In Uganda we daren't think that far ahead, not to mention the convenience of visitors. The comfort of the everyday man is the furthest from our mind when we are still struggling with the basics of getting good health care, clean water, basic education among other things taken for granted by the residents of Dubai.

Its a distant memory or just the stuff of myth, the story that as recently as 1980 Dubai was a one street town surrounded by desolate desert and blanketed in oppressive heat. Now of course it is a logistical hub, financial capital and entertainment Mecca that shifts more travelers through its revolving doors in a month than East Africa does in a year or two.

At the heart of the transformation is a ruling family that had a vision for the country that would outlive its oil reserves. As it is now oil revenues account for less than a tenth of GDP and are anticipated to run out within the next ten years or so.

To push their dream they were lacking the most important element -- people. As it is now Dubai's population is about two million people, or the daytime population of Kampala, of whom almost two-thirds are foreigners.

They got around that problem by hiring expertise from abroad while embarking on an ambitious program to only upgrade their education system, sent their youth abroad to study, but also ensure the local Emirati understudy the expats with a view to replacing them eventually.

The skilling of locals is a political necessity but truth be told the execution of the Al Maktoum's vision was done by hired hands who generated the economic activity that allows even the locals to enjoy an enviable standard of living.

Moral of the story is, without people you have nothing.

Last week too we saw the release of O-level results.

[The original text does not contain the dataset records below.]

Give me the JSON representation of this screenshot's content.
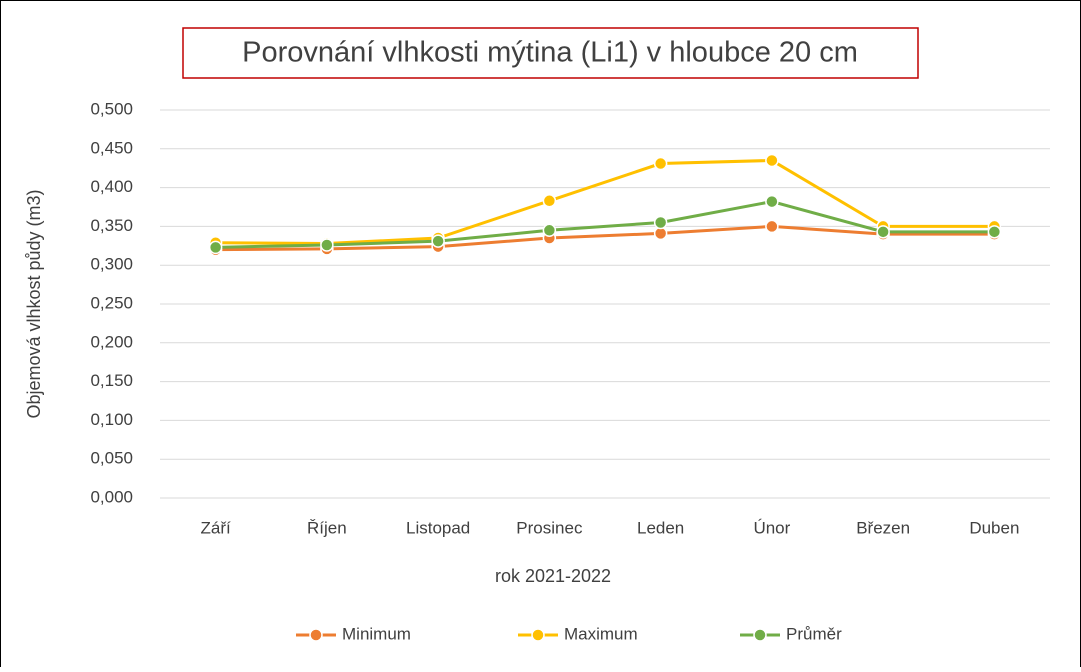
{
  "chart_data": {
    "type": "line",
    "title": "Porovnání vlhkosti mýtina (Li1) v hloubce 20 cm",
    "x_label": "rok 2021-2022",
    "y_label": "Objemová vlhkost půdy (m3)",
    "categories": [
      "Září",
      "Říjen",
      "Listopad",
      "Prosinec",
      "Leden",
      "Únor",
      "Březen",
      "Duben"
    ],
    "series": [
      {
        "name": "Minimum",
        "color": "#ed7d31",
        "values": [
          0.32,
          0.321,
          0.324,
          0.335,
          0.341,
          0.35,
          0.34,
          0.34
        ]
      },
      {
        "name": "Maximum",
        "color": "#ffc000",
        "values": [
          0.329,
          0.328,
          0.335,
          0.383,
          0.431,
          0.435,
          0.35,
          0.35
        ]
      },
      {
        "name": "Průměr",
        "color": "#70ad47",
        "values": [
          0.323,
          0.326,
          0.331,
          0.345,
          0.355,
          0.382,
          0.343,
          0.343
        ]
      }
    ],
    "ylim": [
      0,
      0.5
    ],
    "yticks": [
      {
        "value": 0,
        "label": "0,000"
      },
      {
        "value": 0.05,
        "label": "0,050"
      },
      {
        "value": 0.1,
        "label": "0,100"
      },
      {
        "value": 0.15,
        "label": "0,150"
      },
      {
        "value": 0.2,
        "label": "0,200"
      },
      {
        "value": 0.25,
        "label": "0,250"
      },
      {
        "value": 0.3,
        "label": "0,300"
      },
      {
        "value": 0.35,
        "label": "0,350"
      },
      {
        "value": 0.4,
        "label": "0,400"
      },
      {
        "value": 0.45,
        "label": "0,450"
      },
      {
        "value": 0.5,
        "label": "0,500"
      }
    ],
    "grid": true,
    "legend": "bottom"
  }
}
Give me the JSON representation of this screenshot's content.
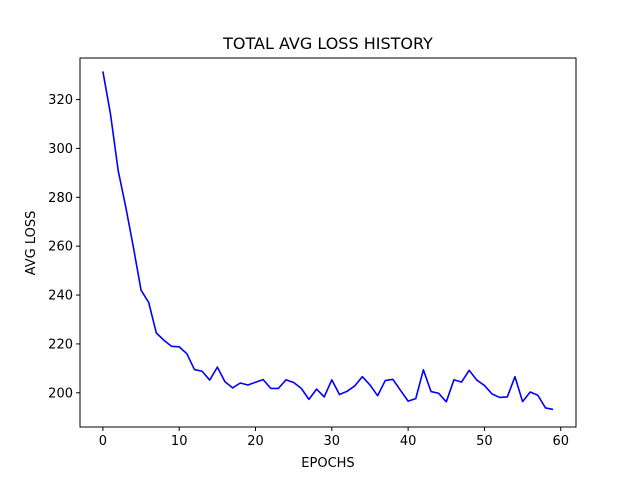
{
  "chart_data": {
    "type": "line",
    "title": "TOTAL AVG LOSS HISTORY",
    "xlabel": "EPOCHS",
    "ylabel": "AVG LOSS",
    "xlim": [
      -3,
      62
    ],
    "ylim": [
      186,
      337
    ],
    "xticks": [
      0,
      10,
      20,
      30,
      40,
      50,
      60
    ],
    "yticks": [
      200,
      220,
      240,
      260,
      280,
      300,
      320
    ],
    "grid": false,
    "legend": "none",
    "series": [
      {
        "color": "#0000ff",
        "x": [
          0,
          1,
          2,
          3,
          4,
          5,
          6,
          7,
          8,
          9,
          10,
          11,
          12,
          13,
          14,
          15,
          16,
          17,
          18,
          19,
          20,
          21,
          22,
          23,
          24,
          25,
          26,
          27,
          28,
          29,
          30,
          31,
          32,
          33,
          34,
          35,
          36,
          37,
          38,
          39,
          40,
          41,
          42,
          43,
          44,
          45,
          46,
          47,
          48,
          49,
          50,
          51,
          52,
          53,
          54,
          55,
          56,
          57,
          58,
          59
        ],
        "values": [
          331.5,
          314,
          291,
          276,
          259.5,
          242,
          237,
          224.5,
          221.5,
          219,
          218.8,
          216,
          209.5,
          208.8,
          205.2,
          210.5,
          204.5,
          202,
          204,
          203.2,
          204.3,
          205.4,
          201.8,
          201.8,
          205.3,
          204.2,
          201.8,
          197.3,
          201.5,
          198.3,
          205.3,
          199.3,
          200.6,
          202.8,
          206.6,
          203.2,
          198.8,
          205,
          205.5,
          201,
          196.6,
          197.6,
          209.4,
          200.5,
          199.8,
          196.3,
          205.3,
          204.4,
          209.2,
          205.2,
          203,
          199.5,
          198.1,
          198.3,
          206.6,
          196.4,
          200.3,
          199,
          193.8,
          193.2
        ]
      }
    ]
  }
}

More children are seating exams annually, distinctions are being achieved like they are going out of fashion and for some of us from a bygone era we can't imagine the enormous pressure being brought to bear on these small minds in search of ever better results.

Our education system is designed to create the army of workers needed for an industrial society -- able to read, write, count and respect hierarchical authority. By as we have done with mobile phones isn't there a possibility that we will be forced to vault the Industrial Age and land squarely in the Information Age? And what will become of our industrial-age-exam shattering stars of today? Won't they find they enter a job market for which their skills are misplaced or worse obsolete?

We can talk all we want about infrastructure, but if we don't have the people to leverage this infrastructure we are on a fool's errand.

It is encouraging that Uganda is at the forefront with Kenya and Rwanda to ease the restrictions on the movement of labour, this will help us bridge our own deficiencies while allowing our excess capacity to find a home elsewhere. Tanzania's intransigence on this will come back to bight them.

Countries like Dubai and Singapore have shown that a focus on raising the level of human resource more than an abundance of natural resources is the key to sustainable development.

We of course have committed hundreds of billions to health and education, and for an observer of this country over the last few decades improvements are visible, unfortunately they are not equitably distributed.

But even worse, endemic corruption has made it such that even ever increasing amounts channelled into social services do not guarantee a comparable improvement in service delivery.

Unfortunately the better off take their children to good schools and have them treated in quality hospitals, this alone will ensure a perpetuation of the current income and wealth inequalities into the future.

The economics of a better human resource cannot be overemphasized and even if political expediency does not recognize the benefits, the long term ramifications will inevitably spill over into the politics of the country with disastrous results.